We examined a complete late Paleoproterozoic paleoweathering profile beneath the Baraboo Quartzite from south-central Wisconsin, USA, in order to interpret biological and hydrological controls on ancient terrestrial weathering processes. Detailed thin-section investigations were used to identify characteristic pedogenic features associated with saprolitization and formation of an overlying regolith, and the isocon method (a geochemical mass-balance technique) was employed to characterize elemental gains and losses.

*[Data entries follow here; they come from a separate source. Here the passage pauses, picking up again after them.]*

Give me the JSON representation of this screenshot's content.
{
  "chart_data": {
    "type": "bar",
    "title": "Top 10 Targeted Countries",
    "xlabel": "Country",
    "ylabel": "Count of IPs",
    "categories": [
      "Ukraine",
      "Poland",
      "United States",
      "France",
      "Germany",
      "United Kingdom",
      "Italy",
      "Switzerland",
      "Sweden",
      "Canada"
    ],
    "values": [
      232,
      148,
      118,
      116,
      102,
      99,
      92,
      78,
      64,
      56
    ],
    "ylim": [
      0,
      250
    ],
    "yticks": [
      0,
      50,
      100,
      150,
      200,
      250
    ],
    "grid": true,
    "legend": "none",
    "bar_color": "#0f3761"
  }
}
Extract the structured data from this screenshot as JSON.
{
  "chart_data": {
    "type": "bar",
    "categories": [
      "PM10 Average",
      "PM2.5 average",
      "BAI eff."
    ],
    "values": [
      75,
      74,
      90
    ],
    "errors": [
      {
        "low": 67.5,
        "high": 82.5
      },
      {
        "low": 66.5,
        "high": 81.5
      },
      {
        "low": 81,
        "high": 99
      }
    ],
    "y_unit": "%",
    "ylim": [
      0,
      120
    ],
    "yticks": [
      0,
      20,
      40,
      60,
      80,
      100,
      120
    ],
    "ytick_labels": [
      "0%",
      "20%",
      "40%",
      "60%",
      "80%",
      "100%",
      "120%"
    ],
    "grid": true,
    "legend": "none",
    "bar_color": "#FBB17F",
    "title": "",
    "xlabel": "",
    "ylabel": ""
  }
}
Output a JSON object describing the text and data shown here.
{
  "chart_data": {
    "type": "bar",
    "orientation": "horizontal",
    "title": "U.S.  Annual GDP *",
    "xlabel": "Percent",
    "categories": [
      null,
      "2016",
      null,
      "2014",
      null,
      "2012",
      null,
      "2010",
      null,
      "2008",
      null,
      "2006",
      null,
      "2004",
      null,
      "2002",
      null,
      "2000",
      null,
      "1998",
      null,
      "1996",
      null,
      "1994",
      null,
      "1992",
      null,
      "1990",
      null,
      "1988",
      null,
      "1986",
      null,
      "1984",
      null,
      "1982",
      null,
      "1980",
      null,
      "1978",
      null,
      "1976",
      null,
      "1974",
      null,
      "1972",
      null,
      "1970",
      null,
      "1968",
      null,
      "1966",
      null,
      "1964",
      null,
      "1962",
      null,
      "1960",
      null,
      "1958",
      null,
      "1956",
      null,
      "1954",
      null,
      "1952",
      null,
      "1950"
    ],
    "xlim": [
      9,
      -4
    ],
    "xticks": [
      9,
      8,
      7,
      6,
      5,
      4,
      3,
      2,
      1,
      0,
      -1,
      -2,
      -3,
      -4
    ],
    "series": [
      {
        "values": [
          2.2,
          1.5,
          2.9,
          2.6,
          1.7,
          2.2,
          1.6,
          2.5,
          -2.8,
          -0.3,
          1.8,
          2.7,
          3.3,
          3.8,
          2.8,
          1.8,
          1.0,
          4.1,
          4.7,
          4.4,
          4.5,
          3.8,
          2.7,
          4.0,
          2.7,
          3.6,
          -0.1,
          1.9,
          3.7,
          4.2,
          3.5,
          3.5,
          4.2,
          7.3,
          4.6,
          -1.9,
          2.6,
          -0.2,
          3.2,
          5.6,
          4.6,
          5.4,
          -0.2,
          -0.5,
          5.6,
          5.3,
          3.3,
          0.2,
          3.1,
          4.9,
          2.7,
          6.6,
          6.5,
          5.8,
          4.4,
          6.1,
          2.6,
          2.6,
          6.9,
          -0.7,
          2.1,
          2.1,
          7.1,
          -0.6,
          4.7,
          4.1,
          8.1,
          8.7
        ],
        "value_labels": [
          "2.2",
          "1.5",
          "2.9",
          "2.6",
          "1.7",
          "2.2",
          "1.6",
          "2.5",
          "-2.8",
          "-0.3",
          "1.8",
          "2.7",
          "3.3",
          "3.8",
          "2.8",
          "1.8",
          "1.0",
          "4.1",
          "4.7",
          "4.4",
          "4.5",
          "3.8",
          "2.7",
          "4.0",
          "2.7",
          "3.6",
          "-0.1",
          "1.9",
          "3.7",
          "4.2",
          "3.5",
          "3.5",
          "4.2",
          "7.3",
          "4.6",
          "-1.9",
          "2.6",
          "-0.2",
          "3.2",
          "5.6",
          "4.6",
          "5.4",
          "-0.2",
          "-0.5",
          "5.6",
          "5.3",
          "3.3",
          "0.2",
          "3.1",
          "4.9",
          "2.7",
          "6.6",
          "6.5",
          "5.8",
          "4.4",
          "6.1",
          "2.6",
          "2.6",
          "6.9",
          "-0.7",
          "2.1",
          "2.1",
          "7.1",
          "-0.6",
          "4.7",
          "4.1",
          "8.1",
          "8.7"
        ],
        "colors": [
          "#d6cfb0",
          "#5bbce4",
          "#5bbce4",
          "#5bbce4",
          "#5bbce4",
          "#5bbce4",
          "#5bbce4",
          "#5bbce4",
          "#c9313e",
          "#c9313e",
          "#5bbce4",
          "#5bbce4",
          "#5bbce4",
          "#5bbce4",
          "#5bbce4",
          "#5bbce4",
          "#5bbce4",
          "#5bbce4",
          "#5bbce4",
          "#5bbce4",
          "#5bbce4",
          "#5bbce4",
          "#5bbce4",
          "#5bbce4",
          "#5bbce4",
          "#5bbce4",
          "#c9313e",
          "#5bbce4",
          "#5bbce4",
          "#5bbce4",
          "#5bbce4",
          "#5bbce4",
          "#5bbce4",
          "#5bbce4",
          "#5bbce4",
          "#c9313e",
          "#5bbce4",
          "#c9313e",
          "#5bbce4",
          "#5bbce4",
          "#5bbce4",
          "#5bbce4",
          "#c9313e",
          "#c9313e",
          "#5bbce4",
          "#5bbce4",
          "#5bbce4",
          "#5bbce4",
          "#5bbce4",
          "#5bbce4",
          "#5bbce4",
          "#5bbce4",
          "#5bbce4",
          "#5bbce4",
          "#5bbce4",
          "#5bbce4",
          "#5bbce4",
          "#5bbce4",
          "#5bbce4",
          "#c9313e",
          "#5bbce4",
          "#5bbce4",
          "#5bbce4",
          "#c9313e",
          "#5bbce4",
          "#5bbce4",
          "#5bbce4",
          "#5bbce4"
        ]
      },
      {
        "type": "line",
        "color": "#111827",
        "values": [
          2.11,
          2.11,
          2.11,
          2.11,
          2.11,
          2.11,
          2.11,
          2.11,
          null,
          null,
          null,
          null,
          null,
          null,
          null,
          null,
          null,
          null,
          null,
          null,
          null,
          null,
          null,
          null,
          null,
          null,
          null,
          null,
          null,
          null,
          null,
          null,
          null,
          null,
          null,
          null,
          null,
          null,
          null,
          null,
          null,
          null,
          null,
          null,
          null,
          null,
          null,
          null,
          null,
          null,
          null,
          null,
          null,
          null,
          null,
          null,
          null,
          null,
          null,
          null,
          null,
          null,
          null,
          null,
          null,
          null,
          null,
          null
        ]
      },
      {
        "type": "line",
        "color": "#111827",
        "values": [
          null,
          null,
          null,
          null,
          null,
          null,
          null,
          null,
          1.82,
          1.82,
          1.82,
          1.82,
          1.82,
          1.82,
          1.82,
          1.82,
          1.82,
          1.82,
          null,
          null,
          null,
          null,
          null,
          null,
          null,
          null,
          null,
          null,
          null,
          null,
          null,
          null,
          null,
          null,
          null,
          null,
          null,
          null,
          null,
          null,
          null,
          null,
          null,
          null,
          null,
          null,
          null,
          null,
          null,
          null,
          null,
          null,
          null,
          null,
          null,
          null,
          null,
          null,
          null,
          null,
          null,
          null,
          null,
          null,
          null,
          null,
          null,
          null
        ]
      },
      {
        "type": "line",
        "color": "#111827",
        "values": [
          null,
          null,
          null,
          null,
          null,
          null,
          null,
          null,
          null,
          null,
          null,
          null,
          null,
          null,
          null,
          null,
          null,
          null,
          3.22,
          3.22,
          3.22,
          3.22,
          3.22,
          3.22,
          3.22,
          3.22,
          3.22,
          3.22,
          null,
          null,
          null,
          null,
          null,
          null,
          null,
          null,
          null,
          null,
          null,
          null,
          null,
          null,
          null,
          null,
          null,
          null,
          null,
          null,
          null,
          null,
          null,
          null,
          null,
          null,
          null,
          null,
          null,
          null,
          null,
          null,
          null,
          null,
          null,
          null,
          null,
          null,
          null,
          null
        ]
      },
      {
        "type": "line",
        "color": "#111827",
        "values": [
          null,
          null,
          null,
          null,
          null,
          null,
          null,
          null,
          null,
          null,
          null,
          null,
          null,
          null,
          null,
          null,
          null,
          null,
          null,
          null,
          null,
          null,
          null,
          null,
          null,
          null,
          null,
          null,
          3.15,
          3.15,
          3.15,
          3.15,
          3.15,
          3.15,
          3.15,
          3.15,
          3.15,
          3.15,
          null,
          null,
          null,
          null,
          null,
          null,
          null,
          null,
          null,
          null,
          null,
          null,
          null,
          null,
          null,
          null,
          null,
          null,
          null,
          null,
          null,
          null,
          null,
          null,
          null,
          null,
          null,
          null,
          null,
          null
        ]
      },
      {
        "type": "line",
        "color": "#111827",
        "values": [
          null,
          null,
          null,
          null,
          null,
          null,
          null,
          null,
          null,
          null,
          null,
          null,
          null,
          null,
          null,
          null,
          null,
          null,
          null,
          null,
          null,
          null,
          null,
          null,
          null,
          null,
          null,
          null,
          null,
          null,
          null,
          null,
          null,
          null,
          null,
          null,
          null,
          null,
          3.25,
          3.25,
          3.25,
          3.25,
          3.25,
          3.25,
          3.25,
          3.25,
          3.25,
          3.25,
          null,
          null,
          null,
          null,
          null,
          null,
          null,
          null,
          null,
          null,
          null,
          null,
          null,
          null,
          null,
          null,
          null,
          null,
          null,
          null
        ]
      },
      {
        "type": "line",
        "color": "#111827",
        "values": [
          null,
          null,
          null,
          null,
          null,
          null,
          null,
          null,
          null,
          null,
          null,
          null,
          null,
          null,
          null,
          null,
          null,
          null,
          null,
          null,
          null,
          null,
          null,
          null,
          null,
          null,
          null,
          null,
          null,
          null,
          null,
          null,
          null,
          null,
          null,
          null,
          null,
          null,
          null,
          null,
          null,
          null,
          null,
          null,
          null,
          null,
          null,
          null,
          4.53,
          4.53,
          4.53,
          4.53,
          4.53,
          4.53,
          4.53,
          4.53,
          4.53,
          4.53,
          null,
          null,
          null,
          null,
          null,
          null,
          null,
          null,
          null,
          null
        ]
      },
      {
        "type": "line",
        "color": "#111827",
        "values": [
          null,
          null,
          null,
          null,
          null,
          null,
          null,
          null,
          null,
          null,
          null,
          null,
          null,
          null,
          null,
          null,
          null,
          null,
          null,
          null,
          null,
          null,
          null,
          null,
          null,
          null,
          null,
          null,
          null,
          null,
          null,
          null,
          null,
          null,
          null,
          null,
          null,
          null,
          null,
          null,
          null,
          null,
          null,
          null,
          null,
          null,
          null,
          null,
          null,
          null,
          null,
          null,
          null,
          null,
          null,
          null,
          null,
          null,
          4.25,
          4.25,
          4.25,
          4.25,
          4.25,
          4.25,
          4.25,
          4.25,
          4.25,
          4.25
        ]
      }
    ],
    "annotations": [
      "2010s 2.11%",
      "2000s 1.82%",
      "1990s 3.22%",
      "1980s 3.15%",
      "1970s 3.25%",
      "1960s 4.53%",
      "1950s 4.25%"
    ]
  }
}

The age of the sub-Baraboo profile is well constrained by the youngest detrital zircon ages previously reported from the basal Baraboo Quartzite (1712 Ma), and the 1749 Ma crystallization age of the underlying Baxter Hollow granite and rhyolite parent materials. Micromorphologic evidence of paleoweathering comprises clay illuviation features (indicative of clay movement), sepic-plasmic fabrics (formed by repeated wetting and drying cycles), redoximorphic features (redox-related depletions and concentrations of Fe indicative of variable drainage and redox conditions), and dissolution and alteration of feldspars and mafic minerals (now sericite and Fe-oxides). Geochemical evidence for weathering includes depth-dependent whole-rock losses of Na, Ca, Mg, Si, Ba, Sr, Fe, and Mn, and relative enrichment of several immobile elements; there is also evidence for post-weathering K metasomatism (previously dated as 1456 Ma) that includes 30% net additions of K and Rb. Geochemical patterns for the Baraboo profile resemble those of the previously studied and older Pronto (2.475–2.44 Ga) and Ville Marie (2.38–2.215 Ga) paleoweathering profiles, but with important differences related to Baraboo profile development beneath a regolith cover and under conditions of variable hydrology during weathering. In spite of its age and greenschist-facies metamorphism, the Baraboo paleoweathering profile is remarkably similar to some modern weathering profiles formed on granite.